Das Bayerische Ärzteblatt ist das Informationsmedium Nummer eins für Ärzte in Bayern. Es richtet sich zehn Mal jährlich an über 72.000 Ärzte und ist und bleibt damit das Leitmedium der Branche, das diesen Personenkreis in seiner Gesamtheit erreicht. Durch die Mehrfachnutzung des Magazins kommt das Bayerische Ärzteblatt bei rund 100.000 Leser pro Ausgabe an. Etwa 40 Prozent der Leser archivieren die Ausgaben oder heben das Heft zumindest einige Zeit auf. Im Rahmen einer Umfrage bewerteten über 50 Prozent der Befragten das neue Erscheinungsbild des Titels mit gut oder sehr gut (Quelle: facit Marketingforschung München – Mai 2007).
Das Bayerische Ärzteblatt versteht sich als das Mitgliedermagazin der Bayerischen Landesärztekammer (BLÄK) und veröffentlicht auch amtliche Mitteilungen. In seiner Rubrik „BLÄK informiert“ publiziert das Bayerische Ärzteblatt Aktivitäten der Selbstverwaltungskörperschaft BLÄK. Hier erhalten die Leser Informationen über Projekte, politische Vorhaben sowie Gesetze und Regelungen, die ihre ärztliche Tätigkeit betreffen. Auch im Jahr 2011 setzt die Medizinredaktion des Bayerischen Ärzteblattes die Serie „Neues aus ...“ im medizinischen Titelthema fort. Namhafte Autoren schreiben darin über relevante Entwicklungen der vergangenen fünf Jahre ihres Fachs bzw. Schwerpunkts immer mit Blick auf die klinische Relevanz. Die Update-Beiträge sind verbunden mit Fortbildungsfragen und der Möglichkeit, für die Leser online CME-Punkte in jeder Heftausgabe zu erwerben. Durchschnittlich 2.500 bis 3.000 Leser nehmen diese Möglichkeit pro Ausgabe wahr.
Der aktuelle Stellenmarkt ist eine der wichtigsten Jobbörsen in Bayern und das große Angebot an Kleinanzeigen (Praxisräume, Praxisabgabe, Praxissuche etc.) sorgt nicht nur für eine gute Leser-Blatt-Bindung, sondern ist auch eine unverzichtbare Informationsquelle.

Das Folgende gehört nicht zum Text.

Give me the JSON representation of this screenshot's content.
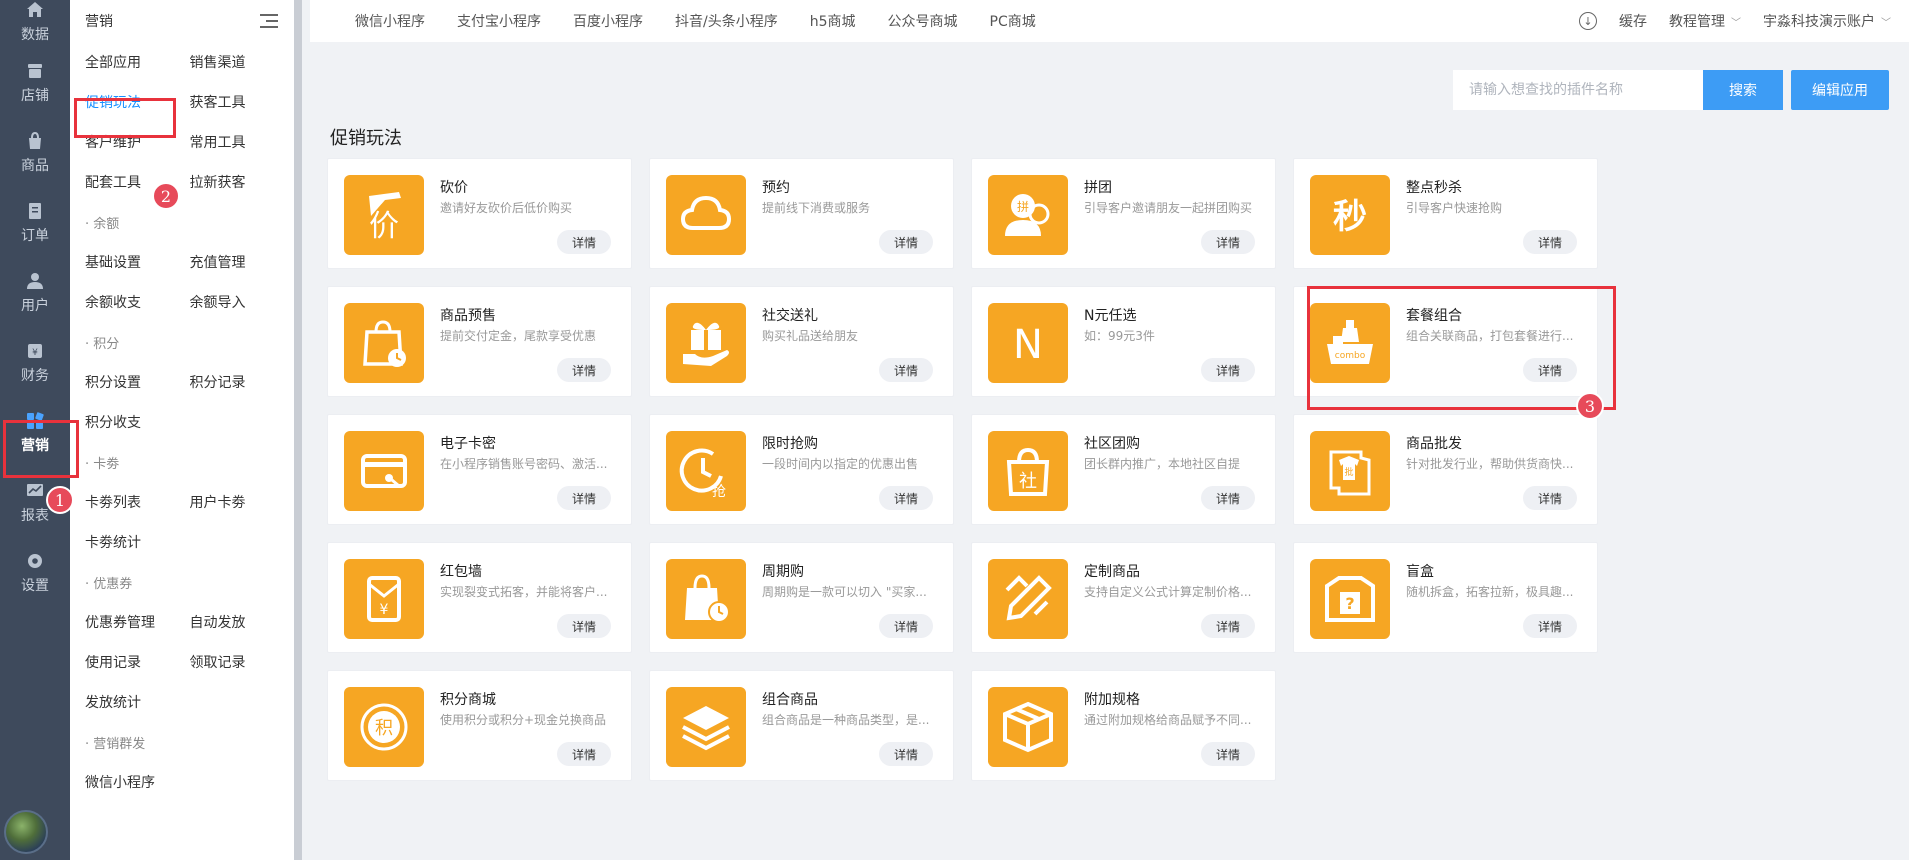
{
  "rail": [
    {
      "label": "数据",
      "icon": "home-icon"
    },
    {
      "label": "店铺",
      "icon": "store-icon"
    },
    {
      "label": "商品",
      "icon": "bag-icon"
    },
    {
      "label": "订单",
      "icon": "order-icon"
    },
    {
      "label": "用户",
      "icon": "user-icon"
    },
    {
      "label": "财务",
      "icon": "finance-icon"
    },
    {
      "label": "营销",
      "icon": "marketing-icon",
      "active": true
    },
    {
      "label": "报表",
      "icon": "report-icon"
    },
    {
      "label": "设置",
      "icon": "settings-icon"
    }
  ],
  "subnav": {
    "title": "营销",
    "rows": [
      [
        "全部应用",
        "销售渠道"
      ],
      [
        "促销玩法",
        "获客工具"
      ],
      [
        "客户维护",
        "常用工具"
      ],
      [
        "配套工具",
        "拉新获客"
      ]
    ],
    "groups": [
      {
        "label": "· 余额",
        "rows": [
          [
            "基础设置",
            "充值管理"
          ],
          [
            "余额收支",
            "余额导入"
          ]
        ]
      },
      {
        "label": "· 积分",
        "rows": [
          [
            "积分设置",
            "积分记录"
          ],
          [
            "积分收支",
            ""
          ]
        ]
      },
      {
        "label": "· 卡劵",
        "rows": [
          [
            "卡劵列表",
            "用户卡劵"
          ],
          [
            "卡劵统计",
            ""
          ]
        ]
      },
      {
        "label": "· 优惠券",
        "rows": [
          [
            "优惠券管理",
            "自动发放"
          ],
          [
            "使用记录",
            "领取记录"
          ],
          [
            "发放统计",
            ""
          ]
        ]
      },
      {
        "label": "· 营销群发",
        "rows": [
          [
            "微信小程序",
            ""
          ]
        ]
      }
    ]
  },
  "topbar": {
    "tabs": [
      "微信小程序",
      "支付宝小程序",
      "百度小程序",
      "抖音/头条小程序",
      "h5商城",
      "公众号商城",
      "PC商城"
    ],
    "cache": "缓存",
    "tutorial": "教程管理",
    "account": "宇淼科技演示账户"
  },
  "search": {
    "placeholder": "请输入想查找的插件名称",
    "button": "搜索"
  },
  "edit_button": "编辑应用",
  "section_title": "促销玩法",
  "detail_label": "详情",
  "accent_color": "#f6a623",
  "primary_color": "#3d9cf5",
  "cards": [
    {
      "title": "砍价",
      "desc": "邀请好友砍价后低价购买",
      "icon": "bargain-icon"
    },
    {
      "title": "预约",
      "desc": "提前线下消费或服务",
      "icon": "cloud-icon"
    },
    {
      "title": "拼团",
      "desc": "引导客户邀请朋友一起拼团购买",
      "icon": "group-buy-icon"
    },
    {
      "title": "整点秒杀",
      "desc": "引导客户快速抢购",
      "icon": "flash-sale-icon"
    },
    {
      "title": "商品预售",
      "desc": "提前交付定金，尾款享受优惠",
      "icon": "presale-icon"
    },
    {
      "title": "社交送礼",
      "desc": "购买礼品送给朋友",
      "icon": "gift-icon"
    },
    {
      "title": "N元任选",
      "desc": "如：99元3件",
      "icon": "n-choice-icon"
    },
    {
      "title": "套餐组合",
      "desc": "组合关联商品，打包套餐进行...",
      "icon": "combo-icon"
    },
    {
      "title": "电子卡密",
      "desc": "在小程序销售账号密码、激活...",
      "icon": "card-key-icon"
    },
    {
      "title": "限时抢购",
      "desc": "一段时间内以指定的优惠出售",
      "icon": "limited-time-icon"
    },
    {
      "title": "社区团购",
      "desc": "团长群内推广，本地社区自提",
      "icon": "community-icon"
    },
    {
      "title": "商品批发",
      "desc": "针对批发行业，帮助供货商快...",
      "icon": "wholesale-icon"
    },
    {
      "title": "红包墙",
      "desc": "实现裂变式拓客，并能将客户...",
      "icon": "red-packet-icon"
    },
    {
      "title": "周期购",
      "desc": "周期购是一款可以切入 \"买家...",
      "icon": "cycle-buy-icon"
    },
    {
      "title": "定制商品",
      "desc": "支持自定义公式计算定制价格...",
      "icon": "custom-icon"
    },
    {
      "title": "盲盒",
      "desc": "随机拆盒，拓客拉新，极具趣...",
      "icon": "blind-box-icon"
    },
    {
      "title": "积分商城",
      "desc": "使用积分或积分+现金兑换商品",
      "icon": "points-mall-icon"
    },
    {
      "title": "组合商品",
      "desc": "组合商品是一种商品类型，是...",
      "icon": "layers-icon"
    },
    {
      "title": "附加规格",
      "desc": "通过附加规格给商品赋予不同...",
      "icon": "box-icon"
    }
  ],
  "annotations": [
    "1",
    "2",
    "3"
  ]
}
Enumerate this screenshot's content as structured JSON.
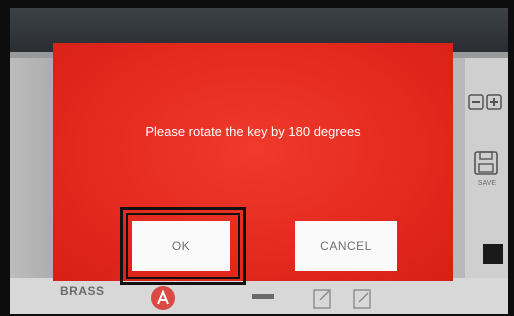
{
  "dialog": {
    "message": "Please rotate the key by 180 degrees",
    "ok_label": "OK",
    "cancel_label": "CANCEL"
  },
  "background": {
    "material_label": "BRASS",
    "save_label": "SAVE"
  },
  "colors": {
    "dialog_red": "#e52a1f",
    "button_white": "#fafafa",
    "highlight_border": "#111111"
  }
}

Aufgrund ihrer wirtschaftlichen und gesellschaftlichen Stellung sind die Leser des Bayerischen Ärzteblattes Meinungsführer und somit Top-Multiplikatoren für werbliche Botschaften. Das durchschnittliche HHNE lag laut Umfrage bei 4.730 Euro. Die BLÄK ist – zusammen mit den 63 ärztlichen Kreisverbänden (ÄKV) und den acht ärztlichen Bezirksverbänden (ÄBV) – die gesetzliche Berufsvertretung aller bayerischen Ärzte. Sie ist eine Körperschaft des öffentlichen Rechts. Ihre Organe sind die Vollversammlung und der Vorstand. Die Vollversammlung der 180 Delegierten der ÄKV und der medizinischen Fakultäten der Landesuniversitäten tritt mindestens einmal jährlich zum Bayerischen Ärztetag zusammen. Der Vorstand besteht aus dem Präsidenten, dem ersten und zweiten Vizepräsidenten, die vom Bayerischen Ärztetag gewählt werden, den ersten Vorsitzenden der ÄBV sowie sechs aus der Mitte der Delegierten zum Bayerischen Ärztetag gewählten Mitgliedern.
Aufgaben der ärztlichen Berufsvertretung:
- Wahrnehmung der beruflichen Belange der Ärzte im Rahmen der Gesetze.
- Überwachung der Erfüllung der ärztlichen Berufspflichten.
- Förderung der ärztlichen Fortbildung.
- Schaffung sozialer Einrichtungen für Ärzte und deren Angehörige.
- Mitwirkung in der öffentlichen Gesundheitspflege.